Add the ipset match rule to your iptables (DROP all packets match to ipset):

iptables --table filter --insert INPUT --match set --match-set ip_blacklist src -j DROP

This will stop the blacklisted traffic before the www server.

Edit: I had a chance to look up the default maximum size and it is 65536 so you will need to adjust this to support 100000+ entries:

ipset create ip_blacklist hash:ip maxelem 120000

You can also tweak the hash size:

ipset create ip_blacklist hash:ip maxelem 120000 hashsize 16384 (Must be a power of 2)

My experience is ipset lookup has negligible effect on my system (~45000 entries). There are a number of test cases on the net. Memory for the set is a limiting factor.


You need to do this with an external firewall, not in PHP. I recommend pfSense or PF. I have used it before and it is very easy to use, very intuitive, and extremely powerful. It is the choice of the best sys-admins. I run it on FreeBSD, but it works great on OpenBSD as well. I am a Linux guy so it pains me to say this, but don't try to run it on Linux.
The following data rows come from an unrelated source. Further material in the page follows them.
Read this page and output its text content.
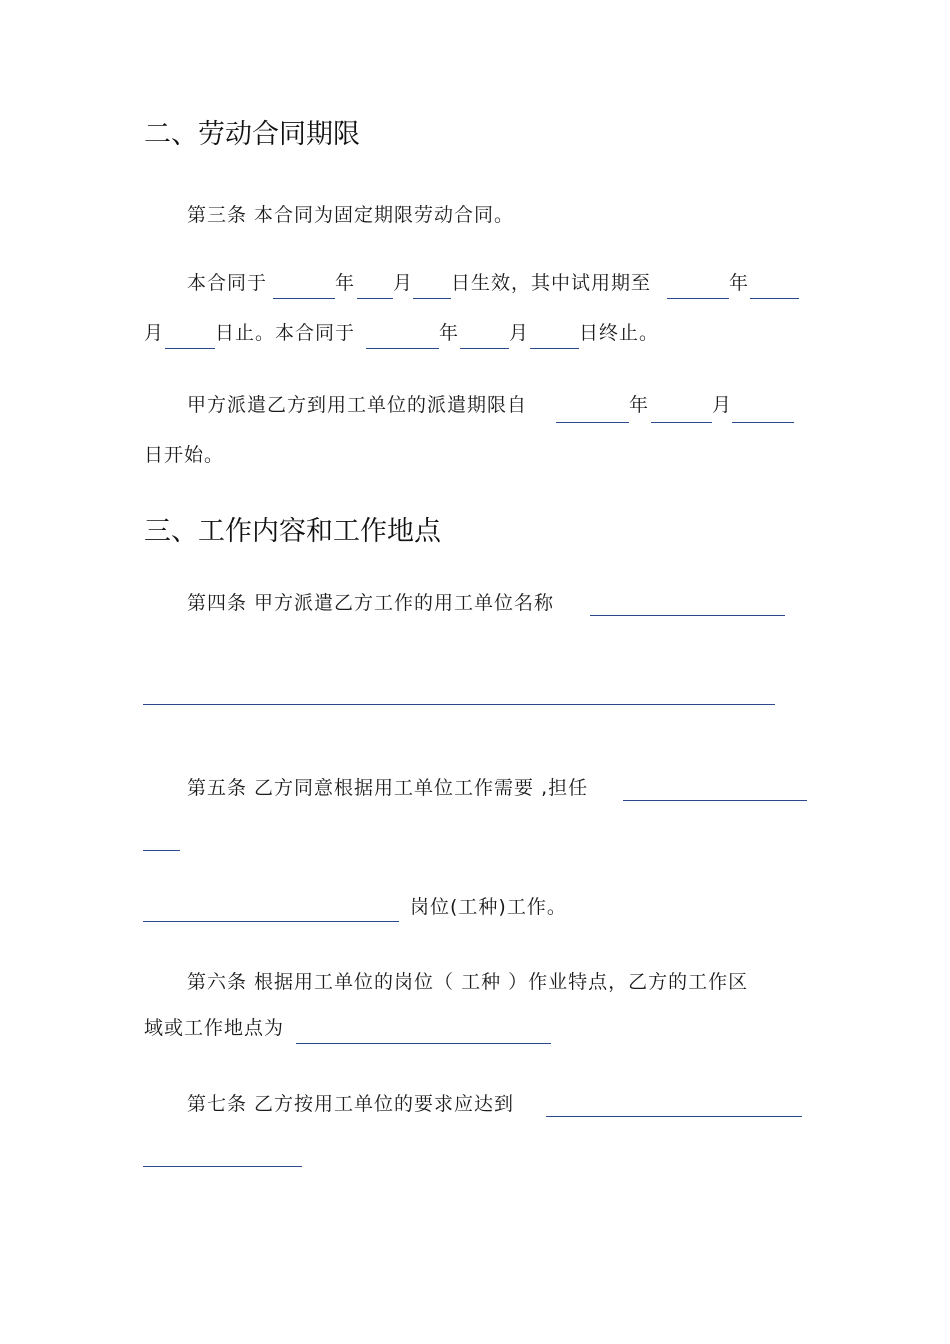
二、劳动合同期限
第三条 本合同为固定期限劳动合同。
本合同于	年 月 日生效，其中试用期至	年
月	日止。本合同于	年	月	日终止。
甲方派遣乙方到用工单位的派遣期限自	年	月
日开始。
三、工作内容和工作地点
第四条 甲方派遣乙方工作的用工单位名称
第五条 乙方同意根据用工单位工作需要 ,担任
岗位(工种)工作。
第六条 根据用工单位的岗位（ 工种 ）作业特点，乙方的工作区
域或工作地点为
第七条 乙方按用工单位的要求应达到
BSD is easy, and you can figure it out quickly.

An awesome feature for pfSense is the ability to configure using scripts and restricting the configuration access to a single network interface (so that only things on the LAN can configure it). It also has a couple of ID10T level features to keep you from cutting off your own access accidentally.

You should also be aware that many spammers can switch IPs quickly using things like Tor. To fix this you should include in your block list the addresses that are known tor exit nodes (this list is available from various places).


If you want a way to add / remove via code take a look at denyhosts. You could either maintain the IP list via code or patch the source to read from whatever location you want.